August 18, 2023

AI’s Data Governance Challenge: Where to Start

Governments and companies are increasingly focused on developing data governance systems that will enable AI progress while minimizing the potential for negative impacts.

The following is an edited version of the content presented in the video.

Governments around the world are drafting legislation and guidelines to strengthen data governance practices related to AI. In this piece, we focus on four areas that are critical to data governance for providers and users of AI models.

Provenance and Privacy

The European Artificial Intelligence Act, or EU AI Act, which is expected to pass this year, sets out particular data governance practices for validating data used in training — as well as for testing AI models to ensure they adhere to existing privacy and data protection rules (e.g., GDPR), including standards related to data quality and integrity. For an overview of the act, see our piece “Primer on the EU AI Act: An Emerging Global Standard for Artificial Intelligence.”

In July, the US Federal Trade Commission sent one of the leading platforms in this space a request for documentation of AI governance practices, including a series of questions that give a sense of the commission’s priorities. Some questions focus on how a company develops and trains its AI models, including what data it uses, how it is collected, how long it is stored, and whether individuals can opt out so their data is not used in training or for other purposes.

To get started down the road to better data governance, companies should ask the following questions about the data that they use to train their AI models: 

  • How was the data obtained? For example, was it scraped from the Internet, purchased from third-parties, or collected from first-hand interactions?
  • Does the dataset contain personal information, and is it possible to identify who the information is about?
  • Does the dataset contain proprietary information (e.g., trade secrets or other IP)? 
  • Is the data accurate? Is it up-to-date?
  • How is the data stored and is it adequately protected? How long will it be stored?
  • Could similar outcomes be reached while using strictly de-identified data?

Transparency and Explainability

The concepts of transparency and explainability are at the fore in discussions about ethical and trustworthy AI. They are often core principles in existing and proposed legislation and standards, including in the EU AI Act and frameworks issued by the OECD and the US National Institute of Standards and Technology (NIST).

When it comes to transparency, the focus is often on ensuring users understand when they are interacting with an AI system. Regulatory requirements and customer expectations on transparency will drive businesses to disclose the existence of and logic behind AI interactions.

The goal of explainability is to ensure that humans understand the rationale behind an AI algorithm’s output. This is complex, because the way AI algorithms make decisions is often a mystery — not only to the user, but often to the developer and provider of the AI model as well. Indeed, that is one of the core features of advanced AI. The user often bears the risk associated with using AI models, and so it is important that users understand what the risks are. 

When developing explainability standards and policies, it is important to account for the needs of all users, stakeholders, and affected groups, and ensure explanations are not too technical for the general public to understand.

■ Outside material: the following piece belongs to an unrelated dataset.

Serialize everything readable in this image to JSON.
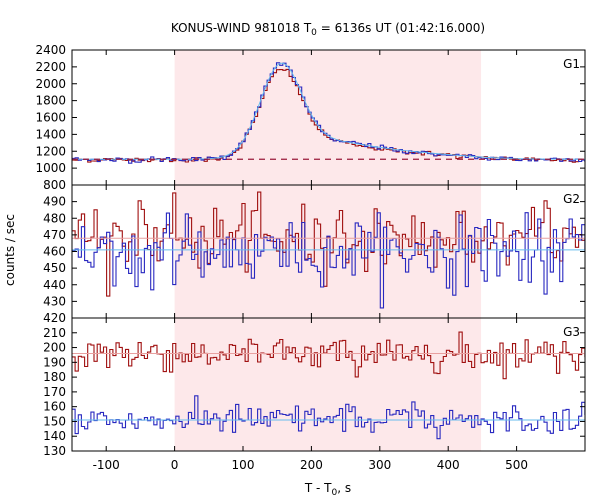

When selecting third-party partners, including those that provide APIs, consider whether they can guarantee the kind of transparency and explainability required, particularly if it is not easy to engage with the third-party’s developers or evaluate its supply chain.

Bias and Discrimination

Algorithmic due process is a concept that is central to frameworks for ensuring AI models are not biased and do not discriminate. This is particularly critical in areas where AI models drive decisions that can significantly affect people’s lives, including decisions about who has access to credit or education.

This is a central concern in the White House Blueprint for an AI Bill of Rights and the framework issued by the US NIST. The California Privacy Protection Agency recently issued rules requiring a focus on eliminating bias and discrimination in automated decision-making. During a visit to the White House in July 2023, leaders from seven AI companies issued a set of commitments that included reducing bias and discrimination and protecting privacy.

The EU AI Act requires companies to validate training practices and test data to ensure it is representative, error free, and complete. This requires use of statistical approaches that ensure accurate representation of different groups. The EU AI Act also focuses on diversity, nondiscrimination, and fairness, which includes equal access, gender equality, and cultural diversity.

Compliance Mechanisms

Governments increasingly mandate that companies that provide or use AI establish data governance systems to uphold the principles discussed above. These systems typically include mechanisms for senior-level accountability, tracking and documenting use of data by AI models, and training staff in compliance. There is increasing attention given to whether legislation should require companies to appoint specific people to oversee AI governance within their organizations. Some companies task their chief information officers with oversight in this area, but AI raises complex legal, ethical, cybersecurity, cultural, and organizational issues, and companies might need to create multidisciplinary teams to assemble the range of knowledge and skill necessary to meet requirements.